In Griechenland gibt es 500.000 leerstehende Immobilien. Die griechische Regierung könnte das für diese Wände ausgegebene Geld immer noch verwenden, um stattdessen die Renovierung jedes einzelnen dieser leeren Gebäude zu bezahlen und Arbeitsplätze, Löhne und Wohnmöglichkeiten für jeden Flüchtling und obdachlosen Griechen in Griechenland zu schaffen.
Stattdessen müssen Männer, Frauen und Kinder in Katsikas, genau wie es bereits in Diavata und an vielen anderen Orten geschehen ist, ängstlich zusehen, wie ihre gefühlte Gefangenschaft eine physische Form annimmt.
Zainoullah Daudzai, 22, wurde in Afghanistan geboren, wuchs aber im Iran auf.

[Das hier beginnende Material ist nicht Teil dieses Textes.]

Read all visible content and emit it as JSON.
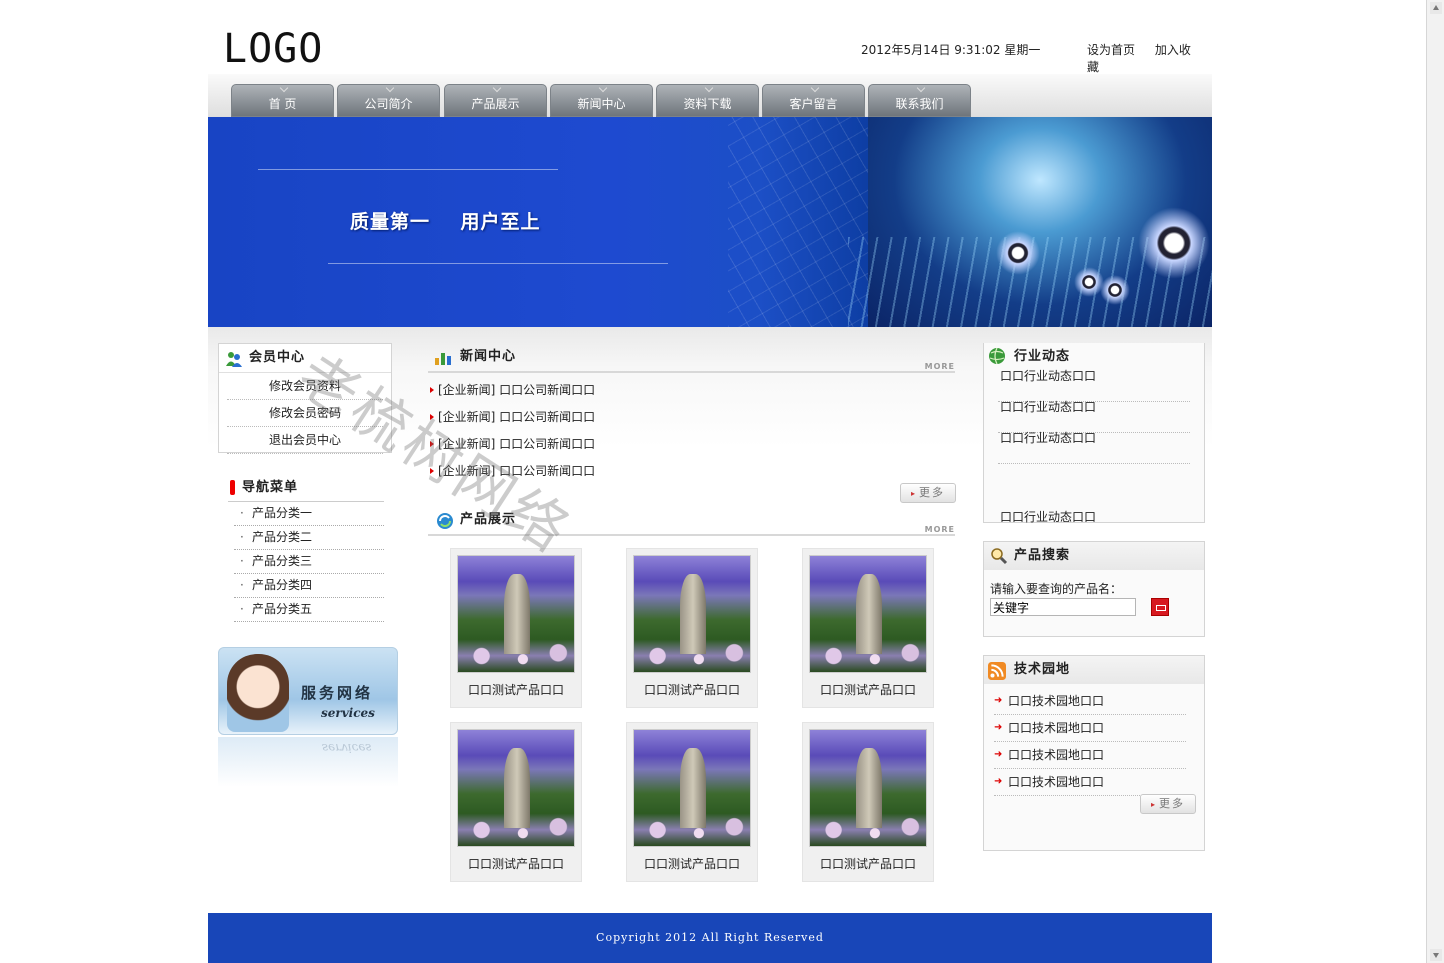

Er floh 2018 aus dem Land und kam 2020 nach Ioannina. Er sagte: „Die Probleme mit der Mauer sind... Wir fühlen uns bereits immer mehr gefangen, und das ist eine physische Bestätigung. Wir können keine Freunde haben, die wir besuchen könnten, und das wird das noch sicherer machen. Wir können es uns sowieso nicht leisten, das Camp zu verlassen, und jetzt können wir aufgrund der Mauer nicht einmal mehr nach draußen sehen. Wir verstehen nicht, warum es eine Mauer geben sollte.
„Als der Lagerleiter sagte, sie wollten eine Mauer, deprimierte das alle. Es deprimiert uns alle immer noch. Sie nehmen uns die Hoffnung. Dass wir hier leben und Teil der breiteren Gemeinschaft sein könnten. Wir sind versteckt und gefangen. Was werden die Leute von uns denken? Wenn sie uns nicht einmal sehen können? Es wird sie beunruhigen. Und es besteht kein Grund zur Sorge. Wir sind normale Menschen wie sie, wie jeder andere.